El tema de la vida como sueño refleja nuestra sociedad de pantallas que nos acercan tanto como nos alejan de la alteridad, para regalarnos al módico precio de nuestra autonomía la apariencia de conocimiento sin esfuerzo, la ficción de criterio sin discernimiento, el sueño de la opinión sin método, la fantasía de la pasión sin riesgo, la mentira de la comunidad sin la diferencia, de la experiencia sin mirada ajena, de la miseria del vivir sin afán ni consecuencia. La pantalla es plana, sin las texturas de la cueva de Platón o de los muros de la torre de Segismundo. Lo es en un sentido tan cabrón que la publicidad que ofrece cada temporada un modelo más ultraplano se convierte en irónica confesión.

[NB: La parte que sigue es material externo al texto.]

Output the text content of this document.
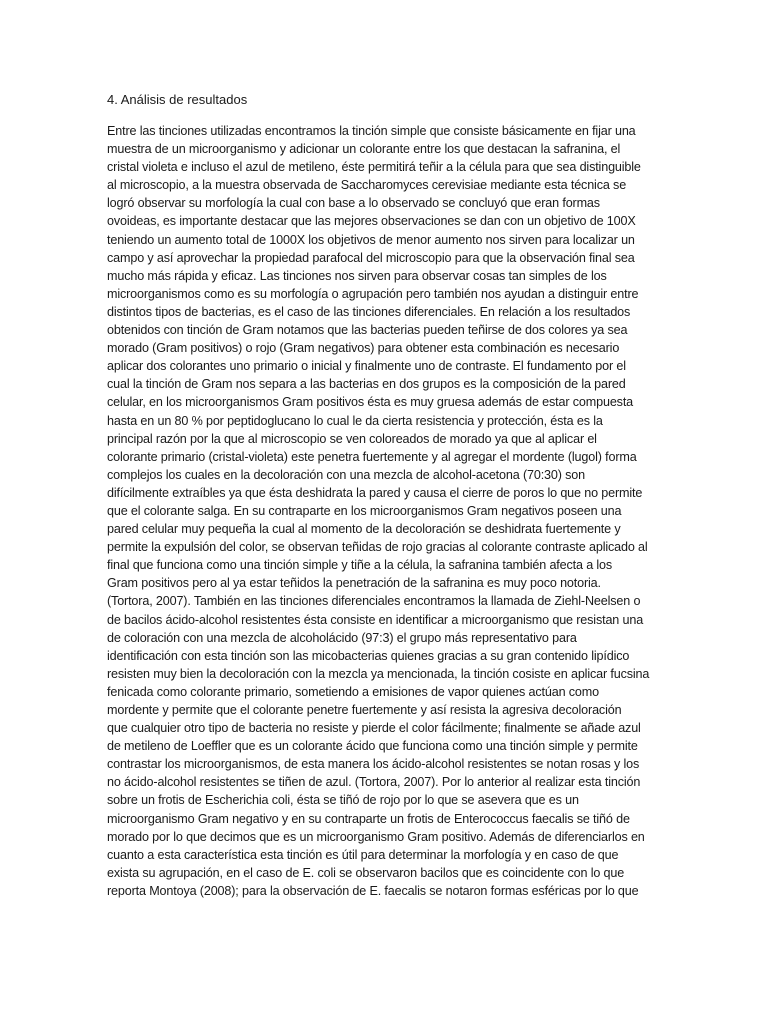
4. Análisis de resultados
Entre las tinciones utilizadas encontramos la tinción simple que consiste básicamente en fijar una
muestra de un microorganismo y adicionar un colorante entre los que destacan la safranina, el
cristal violeta e incluso el azul de metileno, éste permitirá teñir a la célula para que sea distinguible
al microscopio, a la muestra observada de Saccharomyces cerevisiae mediante esta técnica se
logró observar su morfología la cual con base a lo observado se concluyó que eran formas
ovoideas, es importante destacar que las mejores observaciones se dan con un objetivo de 100X
teniendo un aumento total de 1000X los objetivos de menor aumento nos sirven para localizar un
campo y así aprovechar la propiedad parafocal del microscopio para que la observación final sea
mucho más rápida y eficaz. Las tinciones nos sirven para observar cosas tan simples de los
microorganismos como es su morfología o agrupación pero también nos ayudan a distinguir entre
distintos tipos de bacterias, es el caso de las tinciones diferenciales. En relación a los resultados
obtenidos con tinción de Gram notamos que las bacterias pueden teñirse de dos colores ya sea
morado (Gram positivos) o rojo (Gram negativos) para obtener esta combinación es necesario
aplicar dos colorantes uno primario o inicial y finalmente uno de contraste. El fundamento por el
cual la tinción de Gram nos separa a las bacterias en dos grupos es la composición de la pared
celular, en los microorganismos Gram positivos ésta es muy gruesa además de estar compuesta
hasta en un 80 % por peptidoglucano lo cual le da cierta resistencia y protección, ésta es la
principal razón por la que al microscopio se ven coloreados de morado ya que al aplicar el
colorante primario (cristal-violeta) este penetra fuertemente y al agregar el mordente (lugol) forma
complejos los cuales en la decoloración con una mezcla de alcohol-acetona (70:30) son
difícilmente extraíbles ya que ésta deshidrata la pared y causa el cierre de poros lo que no permite
que el colorante salga. En su contraparte en los microorganismos Gram negativos poseen una
pared celular muy pequeña la cual al momento de la decoloración se deshidrata fuertemente y
permite la expulsión del color, se observan teñidas de rojo gracias al colorante contraste aplicado al
final que funciona como una tinción simple y tiñe a la célula, la safranina también afecta a los
Gram positivos pero al ya estar teñidos la penetración de la safranina es muy poco notoria.
(Tortora, 2007). También en las tinciones diferenciales encontramos la llamada de Ziehl-Neelsen o
de bacilos ácido-alcohol resistentes ésta consiste en identificar a microorganismo que resistan una
de coloración con una mezcla de alcoholácido (97:3) el grupo más representativo para
identificación con esta tinción son las micobacterias quienes gracias a su gran contenido lipídico
resisten muy bien la decoloración con la mezcla ya mencionada, la tinción cosiste en aplicar fucsina
fenicada como colorante primario, sometiendo a emisiones de vapor quienes actúan como
mordente y permite que el colorante penetre fuertemente y así resista la agresiva decoloración
que cualquier otro tipo de bacteria no resiste y pierde el color fácilmente; finalmente se añade azul
de metileno de Loeffler que es un colorante ácido que funciona como una tinción simple y permite
contrastar los microorganismos, de esta manera los ácido-alcohol resistentes se notan rosas y los
no ácido-alcohol resistentes se tiñen de azul. (Tortora, 2007). Por lo anterior al realizar esta tinción
sobre un frotis de Escherichia coli, ésta se tiñó de rojo por lo que se asevera que es un
microorganismo Gram negativo y en su contraparte un frotis de Enterococcus faecalis se tiñó de
morado por lo que decimos que es un microorganismo Gram positivo. Además de diferenciarlos en
cuanto a esta característica esta tinción es útil para determinar la morfología y en caso de que
exista su agrupación, en el caso de E. coli se observaron bacilos que es coincidente con lo que
reporta Montoya (2008); para la observación de E. faecalis se notaron formas esféricas por lo que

A la salida del teatro hablé con dos jóvenes estudiantes impactadas por la fuerza de lo vivido. La pasión del descubrimiento rezumaba inquieta y se transmitía en sus miradas iluminadas. Pronto, en alguna de las próximas reformas educativas –si no lo hemos hecho ya, cosa que no quiero comprobar–, decidiremos que el teatro clásico no interesa a los jóvenes, que es aburrido y escapa a las capacidades de su nivel plano de comprensión, que contamina su inocencia con contenidos inapropiados, que les expone a experiencias que impactan sus delicadas fibras con momentos de libertad y conocimiento –o de incorrección política– que quizá no sepan gobernar.

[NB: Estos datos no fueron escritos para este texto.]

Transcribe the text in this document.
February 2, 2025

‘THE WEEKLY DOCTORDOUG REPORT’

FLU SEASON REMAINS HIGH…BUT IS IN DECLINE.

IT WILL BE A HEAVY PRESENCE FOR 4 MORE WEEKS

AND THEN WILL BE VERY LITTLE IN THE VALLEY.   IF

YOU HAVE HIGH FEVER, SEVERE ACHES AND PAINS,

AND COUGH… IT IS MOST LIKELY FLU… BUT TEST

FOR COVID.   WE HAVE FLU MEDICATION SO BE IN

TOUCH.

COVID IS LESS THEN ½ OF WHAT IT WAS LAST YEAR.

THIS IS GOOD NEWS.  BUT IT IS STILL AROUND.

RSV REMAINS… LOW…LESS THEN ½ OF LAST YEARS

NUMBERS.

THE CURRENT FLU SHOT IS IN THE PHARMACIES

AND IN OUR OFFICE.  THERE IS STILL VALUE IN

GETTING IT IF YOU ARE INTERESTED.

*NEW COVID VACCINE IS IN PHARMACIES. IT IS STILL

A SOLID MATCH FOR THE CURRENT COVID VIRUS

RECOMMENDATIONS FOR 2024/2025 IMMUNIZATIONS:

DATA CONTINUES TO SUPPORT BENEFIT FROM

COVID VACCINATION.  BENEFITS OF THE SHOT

Un filósofo surcoreano muy de moda escribe sobre las sociedades postnarrativas, plagadas de “experiencias de narrativas efímeras, que incluyen las teorías conspirativas y el tsunami informativo, que son dos caras de la misma moneda”. Pero la experiencia narrativa requiere “que se escuche atentamente y se preste una atención concentrada (…) la comunidad narrativa es una comunidad de personas que escucha con atención”. Porque, sigue el filósofo, “sin narración no hay fiesta ni tiempo festivo, no hay sentimiento de festividad vivida como una intensa sensación de ser: no hay más que trabajo y tiempo libre, producción y consumo. Las fiestas se comercializan como acontecimientos y espectáculos.”
Hace justo 800 años, en 1223, San Francisco de Asís celebró cerca de Greccio la Navidad de una nueva forma que aún en muchas casas conservamos. Aita Donostia escribió ya en París para conmemorarlo, siete siglos después, la obra coral Le Noël de Greccio, que hoy, 17 de diciembre, con un impagable sentido de la oportunidad, de la cultura, de la historia y de la espiritualidad, un grupo de investigadores y divulgadores de la cultura vasca, capitaneados por Josu Okiñena, recupera en el Buen Pastor donostiarra. Yo estaré allí con el sueño –la vida es sueño– de que el adviento próximo pueda programarse en cada capital vasca.